• Males and females； Age：18 to 75 years.

• Histologically or cytologically confirmed head and neck squamous cell carcinoma (HNSCC).

• Patients with resectable locally advanced head and neck squamous cell carcinoma (LA-HNSCC).

• Eastern Cooperative Oncology Group (ECOG) performance status of 0 or 1.

• No prior treatment for the cancer.

• Intention to undergo curative treatment.

• Patients with normal organ function and suitable for immunotherapy combined with chemotherapy and surgery:

• Adequate hematologic function (total white blood cell count ≥ 3.0×10\^9/L, absolute lymphocyte count ≥ 0.8×10\^9/L, absolute neutrophil count ≥ 1.5×10\^9/L, platelets ≥ 100×10\^9/L, hemoglobin ≥ 90g/L); Adequate hepatic function (bilirubin level ≤ 2 times the upper limit of normal (ULN); aspartate aminotransferase (AST) and alanine aminotransferase (ALT) levels ≤ 2.5 times ULN); Adequate renal function (serum creatinine ≤ 1.5 times ULN or calculated creatinine clearance ≥ 60 mL/min (Cockcroft-Gault formula), urine protein \<2+ on dipstick or \<1g in a 24-hour urine collection); Good cardiac function, i.e., normal or clinically insignificant abnormalities on electrocardiogram (ECG), echocardiogram showing a left ventricular ejection fraction (LVEF) ≥50%; Adequate coagulation function: International Normalized Ratio (INR) or Prothrombin Time (PT) ≤ 1.5 times ULN; participants on anticoagulation treatment are eligible if the PT is within the therapeutic range of the anticoagulant;

• Blood pressure well controlled (defined as systolic blood pressure ≤ 150 mmHg and diastolic blood pressure ≤ 90 mmHg) with or without antihypertensive medication, and no change in antihypertensive treatment within 1 week before the first dose of study medication.
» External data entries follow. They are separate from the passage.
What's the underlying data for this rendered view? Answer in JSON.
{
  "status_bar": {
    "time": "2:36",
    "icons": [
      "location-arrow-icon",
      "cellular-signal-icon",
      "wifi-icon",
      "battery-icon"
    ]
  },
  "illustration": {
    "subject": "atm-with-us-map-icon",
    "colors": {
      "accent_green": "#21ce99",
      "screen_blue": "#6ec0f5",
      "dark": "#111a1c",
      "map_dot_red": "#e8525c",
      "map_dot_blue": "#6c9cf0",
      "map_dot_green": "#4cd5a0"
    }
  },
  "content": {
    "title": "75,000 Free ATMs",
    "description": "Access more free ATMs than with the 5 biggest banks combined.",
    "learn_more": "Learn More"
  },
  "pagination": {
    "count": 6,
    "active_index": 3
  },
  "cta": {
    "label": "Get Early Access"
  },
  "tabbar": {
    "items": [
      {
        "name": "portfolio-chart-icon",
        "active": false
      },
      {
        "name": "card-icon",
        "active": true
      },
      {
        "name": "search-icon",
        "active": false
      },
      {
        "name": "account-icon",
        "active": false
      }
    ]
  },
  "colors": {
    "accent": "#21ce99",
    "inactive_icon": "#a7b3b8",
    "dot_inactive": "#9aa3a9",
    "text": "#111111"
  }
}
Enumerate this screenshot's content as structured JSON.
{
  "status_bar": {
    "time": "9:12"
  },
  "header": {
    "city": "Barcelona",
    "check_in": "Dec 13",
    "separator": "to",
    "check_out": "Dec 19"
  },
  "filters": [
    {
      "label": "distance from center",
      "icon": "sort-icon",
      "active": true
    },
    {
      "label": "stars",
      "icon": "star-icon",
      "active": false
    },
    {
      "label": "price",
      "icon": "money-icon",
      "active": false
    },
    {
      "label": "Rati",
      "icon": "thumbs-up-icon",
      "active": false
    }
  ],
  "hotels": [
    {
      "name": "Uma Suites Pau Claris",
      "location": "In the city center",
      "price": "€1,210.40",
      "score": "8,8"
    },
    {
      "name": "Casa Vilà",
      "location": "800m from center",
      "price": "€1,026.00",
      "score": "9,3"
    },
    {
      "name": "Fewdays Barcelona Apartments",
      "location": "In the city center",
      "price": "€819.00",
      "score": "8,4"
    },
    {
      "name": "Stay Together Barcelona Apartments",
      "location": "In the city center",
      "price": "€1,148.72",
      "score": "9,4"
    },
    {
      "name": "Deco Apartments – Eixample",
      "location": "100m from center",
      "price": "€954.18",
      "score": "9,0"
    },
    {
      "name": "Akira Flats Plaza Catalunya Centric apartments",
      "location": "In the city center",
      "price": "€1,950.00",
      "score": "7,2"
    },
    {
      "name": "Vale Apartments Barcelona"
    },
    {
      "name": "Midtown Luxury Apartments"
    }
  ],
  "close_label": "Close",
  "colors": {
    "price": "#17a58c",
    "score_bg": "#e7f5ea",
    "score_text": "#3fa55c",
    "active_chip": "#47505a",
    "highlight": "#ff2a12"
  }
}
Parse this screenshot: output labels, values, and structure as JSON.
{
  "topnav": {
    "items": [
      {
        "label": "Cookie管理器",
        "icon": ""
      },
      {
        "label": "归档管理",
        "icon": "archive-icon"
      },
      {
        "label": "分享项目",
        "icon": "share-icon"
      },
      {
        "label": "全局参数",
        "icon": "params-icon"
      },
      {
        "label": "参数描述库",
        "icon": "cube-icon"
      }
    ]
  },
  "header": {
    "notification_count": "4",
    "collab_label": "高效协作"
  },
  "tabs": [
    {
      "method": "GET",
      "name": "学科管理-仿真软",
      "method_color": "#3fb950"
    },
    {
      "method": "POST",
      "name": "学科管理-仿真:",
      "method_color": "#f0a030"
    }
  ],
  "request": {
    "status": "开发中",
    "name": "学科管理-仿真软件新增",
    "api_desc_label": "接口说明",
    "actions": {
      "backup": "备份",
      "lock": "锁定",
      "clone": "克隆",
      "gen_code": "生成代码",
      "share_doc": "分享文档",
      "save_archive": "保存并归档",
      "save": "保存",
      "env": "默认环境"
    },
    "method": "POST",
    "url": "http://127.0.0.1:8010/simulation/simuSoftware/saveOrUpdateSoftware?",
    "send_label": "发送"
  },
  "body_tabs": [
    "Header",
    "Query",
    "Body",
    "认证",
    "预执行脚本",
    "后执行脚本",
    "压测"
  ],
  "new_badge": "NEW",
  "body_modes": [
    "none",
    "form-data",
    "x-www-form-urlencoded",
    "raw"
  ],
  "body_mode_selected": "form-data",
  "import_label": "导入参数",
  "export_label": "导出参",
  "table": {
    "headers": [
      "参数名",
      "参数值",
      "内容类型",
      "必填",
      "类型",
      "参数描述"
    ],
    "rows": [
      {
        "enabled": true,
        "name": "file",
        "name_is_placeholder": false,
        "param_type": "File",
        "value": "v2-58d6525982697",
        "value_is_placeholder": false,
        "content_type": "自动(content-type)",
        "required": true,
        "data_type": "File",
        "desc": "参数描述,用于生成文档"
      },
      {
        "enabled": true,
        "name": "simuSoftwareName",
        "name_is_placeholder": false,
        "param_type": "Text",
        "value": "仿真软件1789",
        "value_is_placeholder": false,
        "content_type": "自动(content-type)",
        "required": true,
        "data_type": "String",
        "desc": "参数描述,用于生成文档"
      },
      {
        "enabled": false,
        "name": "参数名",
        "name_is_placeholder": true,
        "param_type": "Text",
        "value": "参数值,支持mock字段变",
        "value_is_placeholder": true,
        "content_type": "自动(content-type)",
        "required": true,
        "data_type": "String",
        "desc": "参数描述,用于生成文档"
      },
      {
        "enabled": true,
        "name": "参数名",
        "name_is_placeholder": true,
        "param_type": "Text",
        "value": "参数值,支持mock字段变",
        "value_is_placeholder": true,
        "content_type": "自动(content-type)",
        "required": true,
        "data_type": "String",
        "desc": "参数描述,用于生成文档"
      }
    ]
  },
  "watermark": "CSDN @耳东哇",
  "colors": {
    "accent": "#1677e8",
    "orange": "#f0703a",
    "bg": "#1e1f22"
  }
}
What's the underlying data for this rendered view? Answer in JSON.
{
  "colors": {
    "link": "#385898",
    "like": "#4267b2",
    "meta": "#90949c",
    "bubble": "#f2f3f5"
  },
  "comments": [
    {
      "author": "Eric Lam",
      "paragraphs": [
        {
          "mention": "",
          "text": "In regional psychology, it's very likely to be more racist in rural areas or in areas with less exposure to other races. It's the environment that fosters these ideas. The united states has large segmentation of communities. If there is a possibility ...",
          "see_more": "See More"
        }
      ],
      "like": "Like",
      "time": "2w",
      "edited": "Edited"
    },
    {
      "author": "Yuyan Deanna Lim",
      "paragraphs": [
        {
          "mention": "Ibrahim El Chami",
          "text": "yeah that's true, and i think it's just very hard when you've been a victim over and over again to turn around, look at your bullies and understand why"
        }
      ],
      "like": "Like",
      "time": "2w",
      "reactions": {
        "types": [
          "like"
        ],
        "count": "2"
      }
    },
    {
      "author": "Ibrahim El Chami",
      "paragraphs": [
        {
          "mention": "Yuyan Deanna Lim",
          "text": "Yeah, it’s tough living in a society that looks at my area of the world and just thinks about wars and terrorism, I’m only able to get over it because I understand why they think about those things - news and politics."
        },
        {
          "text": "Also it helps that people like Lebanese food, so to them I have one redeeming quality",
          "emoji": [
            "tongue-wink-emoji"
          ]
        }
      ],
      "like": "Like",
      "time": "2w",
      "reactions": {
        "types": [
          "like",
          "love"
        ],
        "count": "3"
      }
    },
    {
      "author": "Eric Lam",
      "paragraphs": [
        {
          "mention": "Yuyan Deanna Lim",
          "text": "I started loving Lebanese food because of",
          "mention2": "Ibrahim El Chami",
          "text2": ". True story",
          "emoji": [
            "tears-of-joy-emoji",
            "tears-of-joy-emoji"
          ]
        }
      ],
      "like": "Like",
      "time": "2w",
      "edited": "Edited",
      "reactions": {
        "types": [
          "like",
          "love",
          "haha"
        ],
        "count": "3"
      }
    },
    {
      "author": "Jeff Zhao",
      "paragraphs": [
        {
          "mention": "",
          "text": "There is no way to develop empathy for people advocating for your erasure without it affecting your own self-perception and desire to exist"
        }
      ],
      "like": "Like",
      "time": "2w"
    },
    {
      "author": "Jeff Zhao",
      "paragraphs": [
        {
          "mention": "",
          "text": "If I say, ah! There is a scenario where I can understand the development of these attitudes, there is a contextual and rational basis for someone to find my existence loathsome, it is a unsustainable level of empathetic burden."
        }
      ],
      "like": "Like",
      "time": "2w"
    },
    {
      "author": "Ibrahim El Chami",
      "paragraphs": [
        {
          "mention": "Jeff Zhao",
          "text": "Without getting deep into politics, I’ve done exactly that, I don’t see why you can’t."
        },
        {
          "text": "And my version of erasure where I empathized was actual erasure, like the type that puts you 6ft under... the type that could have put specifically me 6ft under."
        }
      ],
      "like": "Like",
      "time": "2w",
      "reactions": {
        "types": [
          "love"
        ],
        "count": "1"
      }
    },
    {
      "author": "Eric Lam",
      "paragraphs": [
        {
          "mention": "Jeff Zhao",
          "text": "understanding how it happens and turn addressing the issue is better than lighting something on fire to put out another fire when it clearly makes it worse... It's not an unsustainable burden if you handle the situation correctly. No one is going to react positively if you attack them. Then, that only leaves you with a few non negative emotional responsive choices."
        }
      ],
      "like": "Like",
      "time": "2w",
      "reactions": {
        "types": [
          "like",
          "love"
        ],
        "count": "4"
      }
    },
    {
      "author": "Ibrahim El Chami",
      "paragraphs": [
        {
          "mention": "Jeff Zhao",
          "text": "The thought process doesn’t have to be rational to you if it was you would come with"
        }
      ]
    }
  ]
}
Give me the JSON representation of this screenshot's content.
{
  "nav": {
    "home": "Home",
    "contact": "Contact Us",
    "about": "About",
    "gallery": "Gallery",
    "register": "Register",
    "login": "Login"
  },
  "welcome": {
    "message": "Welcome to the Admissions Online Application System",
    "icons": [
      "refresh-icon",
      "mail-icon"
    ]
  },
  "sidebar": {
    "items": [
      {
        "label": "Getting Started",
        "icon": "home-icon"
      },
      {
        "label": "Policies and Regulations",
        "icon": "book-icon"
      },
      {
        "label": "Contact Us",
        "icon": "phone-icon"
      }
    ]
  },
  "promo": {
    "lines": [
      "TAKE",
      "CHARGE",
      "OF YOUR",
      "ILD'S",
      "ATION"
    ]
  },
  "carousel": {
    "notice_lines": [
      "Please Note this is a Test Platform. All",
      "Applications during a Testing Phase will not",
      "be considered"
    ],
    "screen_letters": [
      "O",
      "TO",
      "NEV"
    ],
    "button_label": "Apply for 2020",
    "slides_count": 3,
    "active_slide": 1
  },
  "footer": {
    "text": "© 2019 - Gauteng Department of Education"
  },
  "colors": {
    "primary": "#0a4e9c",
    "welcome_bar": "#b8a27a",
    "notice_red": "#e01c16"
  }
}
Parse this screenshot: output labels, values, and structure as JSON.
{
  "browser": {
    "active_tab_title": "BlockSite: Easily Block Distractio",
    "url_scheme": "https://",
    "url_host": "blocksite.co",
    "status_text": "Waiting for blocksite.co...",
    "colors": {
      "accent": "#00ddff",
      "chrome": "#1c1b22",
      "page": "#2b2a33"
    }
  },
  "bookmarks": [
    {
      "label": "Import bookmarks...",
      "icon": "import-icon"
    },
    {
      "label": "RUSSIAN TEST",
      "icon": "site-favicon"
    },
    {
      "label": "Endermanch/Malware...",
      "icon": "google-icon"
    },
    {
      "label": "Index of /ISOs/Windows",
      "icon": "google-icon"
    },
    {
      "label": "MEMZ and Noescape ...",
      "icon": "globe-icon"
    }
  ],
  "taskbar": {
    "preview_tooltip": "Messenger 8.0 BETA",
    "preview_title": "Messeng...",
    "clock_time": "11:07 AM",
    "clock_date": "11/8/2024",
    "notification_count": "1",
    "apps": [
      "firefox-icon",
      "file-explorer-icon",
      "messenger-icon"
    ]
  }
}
• Patients with HBV infection capable of having detectable HBV DNA levels (≥10IU/mL or above the limit of quantitation) (manifested as positive for hepatitis B surface antigen (HbsAg) and/or hepatitis B core antibody (anti-HBc)) must receive antiviral therapy according to clinical practice at the site before randomization to ensure adequate viral suppression. Patients must maintain antiviral therapy during the study and for 6 months after the last dose of study treatment. Patients who are anti-HBc positive but do not have detectable HBV DNA (\<10IU/mL or below the limit of quantitation) are not required to receive antiviral therapy unless their HBV DNA levels exceed 10IU/mL or the limit of quantitation during treatment.

⁃ Women of childbearing potential (15-49 years old) must have a negative pregnancy test within 7 days before starting treatment; patients of childbearing potential must agree to use effective contraception to ensure they do not become pregnant during the study period and for 3 months after stopping treatment.

⁃ Participants voluntarily join the study, sign an informed consent form, have good compliance, and cooperate with follow-up.